In spite of Watson's extraordinary accomplishments and being in awe of Olivetti, he missed something of fundamental importance when giving shape to his vision. His rendition of good design making good business meant that good design had the strategic value to shape the company's public perception and making greater sales; in other words, design was seen as an added value rather than something that was so integral to the products themselves as to branch out to all other facets of the company. It is not casual that in American corporate culture and to this day design has been subsidiary to marketing, and while almost every big company and startup alike seems to have gone into a design frenzy recently, almost all of them keep perpetuating the vision of design as a marketing instrument.
There lies the fundamental difference with the particular kind of European culture of entrepreneurship that shaped Adriano Olivetti and his company. His penchant for design was not an ingenious business intuition: it was a byproduct of his cultural commitment to a new renaissance for his country, a feeling shared by many intellectuals of his time. Among these intellectuals were architects and designers, whom Olivetti surrounded himself with as a result. Being interested in architecture and design meant understanding how to build a better world, and as a result of his commitment those principles were embedded in his Olivetti's very raison d'être.
Though for very different reasons than Adriano Olivetti, Steve Jobs was the one American entrepreneur that was able to truly understand the cultural value of design as something that goes beyond a superficial marketing instrument. With an extraordinary culturally committed and product centric vision akin to those of the most enlightened European entrepreneurs he was able to embed this understanding so deep in his products as for them to become synonymous with it. Jobs did this on a scale that no European company ever had the chance to, and he raised the bar to standards that are hard to match.

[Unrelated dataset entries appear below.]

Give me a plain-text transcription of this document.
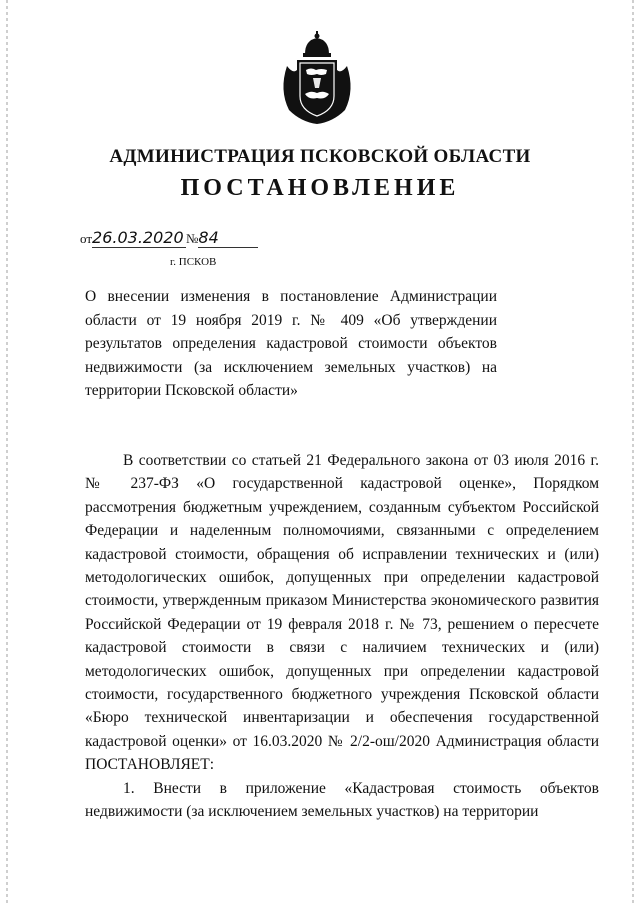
АДМИНИСТРАЦИЯ ПСКОВСКОЙ ОБЛАСТИ
ПОСТАНОВЛЕНИЕ
от26.03.2020 №84
г. ПСКОВ
О внесении изменения в постановление Администрации области от 19 ноября 2019 г. № 409 «Об утверждении результатов определения кадастровой стоимости объектов недвижимости (за исключением земельных участков) на территории Псковской области»

В соответствии со статьей 21 Федерального закона от 03 июля 2016 г. № 237-ФЗ «О государственной кадастровой оценке», Порядком рассмотрения бюджетным учреждением, созданным субъектом Российской Федерации и наделенным полномочиями, связанными с определением кадастровой стоимости, обращения об исправлении технических и (или) методологических ошибок, допущенных при определении кадастровой стоимости, утвержденным приказом Министерства экономического развития Российской Федерации от 19 февраля 2018 г. № 73, решением о пересчете кадастровой стоимости в связи с наличием технических и (или) методологических ошибок, допущенных при определении кадастровой стоимости, государственного бюджетного учреждения Псковской области «Бюро технической инвентаризации и обеспечения государственной кадастровой оценки» от 16.03.2020 № 2/2-ош/2020 Администрация области ПОСТАНОВЛЯЕТ:

1. Внести в приложение «Кадастровая стоимость объектов недвижимости (за исключением земельных участков) на территории
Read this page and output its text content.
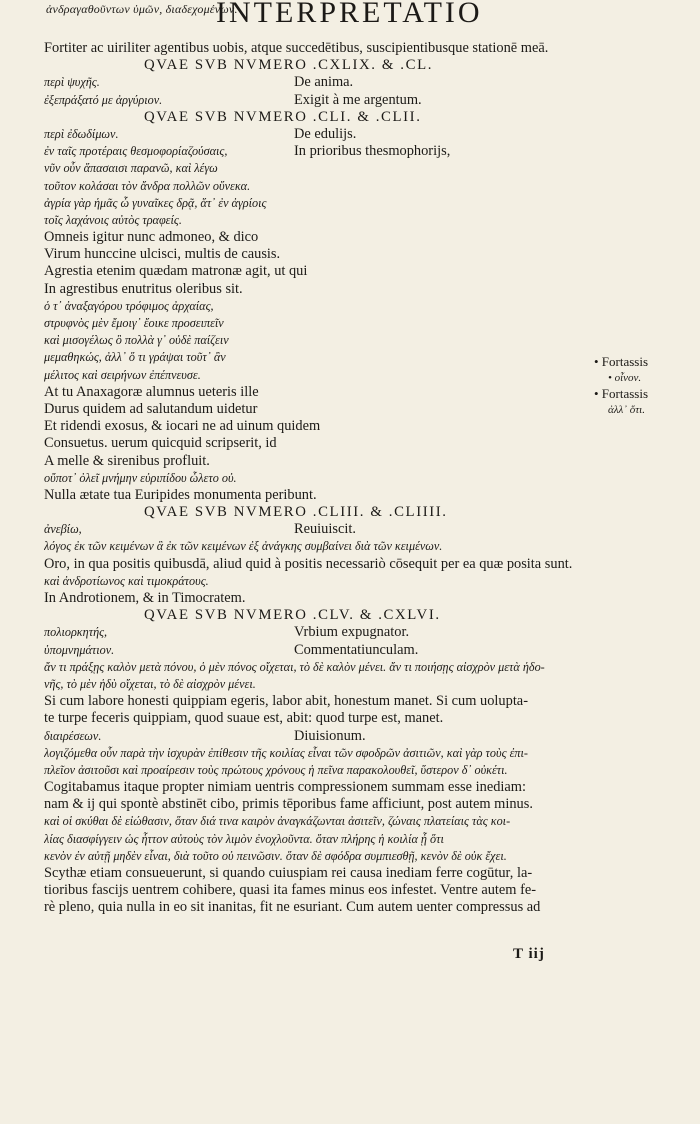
ἀνδραγαθοῦντων ὑμῶν, διαδεχομένων.
INTERPRETATIO
Fortiter ac uiriliter agentibus uobis, atque succedētibus, suscipientibusque stationē meā.
QVAE SVB NVMERO .CXLIX. & .CL.
περὶ ψυχῆς.	De anima.
ἐξεπράξατό με ἀργύριον.	Exigit à me argentum.
QVAE SVB NVMERO .CLI. & .CLII.
περὶ ἐδωδίμων.	De edulijs.
ἐν ταῖς προτέραις θεσμοφορίαζούσαις,	In prioribus thesmophorijs,
νῦν οὖν ἅπασαισι παρανῶ, καὶ λέγω
τοῦτον κολάσαι τὸν ἄνδρα πολλῶν οὕνεκα.
ἀγρία γὰρ ἡμᾶς ὦ γυναῖκες δρᾷ, ἅτ᾽ ἐν ἀγρίοις
τοῖς λαχάνοις αὐτὸς τραφείς.
Omneis igitur nunc admoneo, & dico
Virum hunccine ulcisci, multis de causis.
Agrestia etenim quædam matronæ agit, ut qui
In agrestibus enutritus oleribus sit.
ὁ τ᾽ ἀναξαγόρου τρόφιμος ἀρχαίας,
στρυφνὸς μὲν ἔμοιγ᾽ ἔοικε προσειπεῖν
καὶ μισογέλως ὃ πολλὰ γ᾽ οὐδὲ παίζειν
μεμαθηκώς, ἀλλ᾽ ὅ τι γράψαι τοῦτ᾽ ἂν
μέλιτος καὶ σειρήνων ἐπέπνευσε.
At tu Anaxagoræ alumnus ueteris ille
Durus quidem ad salutandum uidetur
Et ridendi exosus, & iocari ne ad uinum quidem
Consuetus. uerum quicquid scripserit, id
A melle & sirenibus profluit.
οὔποτ᾽ ὀλεῖ μνήμην εὐριπίδου ὦλετο οὐ.
Nulla ætate tua Euripides monumenta peribunt.
QVAE SVB NVMERO .CLIII. & .CLIIII.
ἀνεβίω,	Reuiuiscit.
λόγος ἐκ τῶν κειμένων ἃ ἐκ τῶν κειμένων ἐξ ἀνάγκης συμβαίνει διὰ τῶν κειμένων.
Oro, in qua positis quibusdā, aliud quid à positis necessariò cōsequit per ea quæ posita sunt.
καὶ ἀνδροτίωνος καὶ τιμοκράτους.
In Androtionem, & in Timocratem.
QVAE SVB NVMERO .CLV. & .CXLVI.
πολιορκητής,	Vrbium expugnator.
ὑπομνημάτιον.	Commentatiunculam.
ἄν τι πράξῃς καλὸν μετὰ πόνου, ὁ μὲν πόνος οἴχεται, τὸ δὲ καλὸν μένει. ἄν τι ποιήσῃς αἰσχρὸν μετὰ ἡδο-
νῆς, τὸ μὲν ἡδὺ οἴχεται, τὸ δὲ αἰσχρὸν μένει.
Si cum labore honesti quippiam egeris, labor abit, honestum manet. Si cum uolupta-
te turpe feceris quippiam, quod suaue est, abit: quod turpe est, manet.
διαιρέσεων.	Diuisionum.
λογιζόμεθα οὖν παρὰ τὴν ἰσχυρὰν ἐπίθεσιν τῆς κοιλίας εἶναι τῶν σφοδρῶν ἀσιτιῶν, καὶ γὰρ τοὺς ἐπι-
πλεῖον ἀσιτοῦσι καὶ προαίρεσιν τοὺς πρώτους χρόνους ἡ πεῖνα παρακολουθεῖ, ὕστερον δ᾽ οὐκέτι.
Cogitabamus itaque propter nimiam uentris compressionem summam esse inediam:
nam & ij qui spontè abstinēt cibo, primis tēporibus fame afficiunt, post autem minus.
καὶ οἱ σκύθαι δὲ εἰώθασιν, ὅταν διά τινα καιρὸν ἀναγκάζωνται ἀσιτεῖν, ζώναις πλατείαις τὰς κοι-
λίας διασφίγγειν ὡς ἧττον αὐτοὺς τὸν λιμὸν ἐνοχλοῦντα. ὅταν πλήρης ἡ κοιλία ᾖ ὅτι
κενὸν ἐν αὐτῇ μηδὲν εἶναι, διὰ τοῦτο οὐ πεινῶσιν. ὅταν δὲ σφόδρα συμπιεσθῇ, κενὸν δὲ οὐκ ἔχει.
Scythæ etiam consueuerunt, si quando cuiuspiam rei causa inediam ferre cogūtur, la-
tioribus fascijs uentrem cohibere, quasi ita fames minus eos infestet. Ventre autem fe-
rè pleno, quia nulla in eo sit inanitas, fit ne esuriant. Cum autem uenter compressus ad
• Fortassis
• οἶνον.
• Fortassis
ἀλλ᾽ ὅτι.
T iij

In the first issue of Bulthaup Culture, 2 CEO of Bulthaup Mark O. Eckert writes: «You'll certainly know the saying "Tradition is not the worship of ashes, but the preservation of fire". Tradition does not mean fearfully clinging to what has disappeared, but rather to keep a direct line with a source of cultural energy. A culture takes shape from tradition, which becomes a source of novelty.» Unlike Eckert, a second generation entrepreneur that has been able to bring Bulthaup into the present without losing any of its cultural energy, many of the entrepreneurs who are called to bring a company forward after the visionary founder has passed away don't seem to be able to carry on the underlying vision, renewing it while staying true to its core principles. This has been the case with both IBM and Olivetti, and arguably with Apple as well since Steve Jobs has passed away.
A clear position emerges from our reasoning: in order for a company to truly embrace design as a driving force in its own self-determination, the entrepreneur themselves must become intellectually involved in design. Understanding how designers and architects influence our culture and help shaping our society is not a newfound necessity born from a recent years trend — it has always been of great importance to anyone with aspirations of building products for a better world. We should call for design classes being mandatory in any management and business course, as well as management classes being mandatory in design university. As the two roles get closer and closer the designer-entrepreneur will emerge as a new figure; managers and designers alike should look at history and learn from the pioneers that have set our standards of excellence.
Only a growing culture of exchange and shared values between designers and entrepreneurs, as well as a common cultural commitment and consciousness will enable the creation of great products in the future. As we proceed towards this future, we should foster this change every time we have the chance to contribuite meaningfully to the discourse.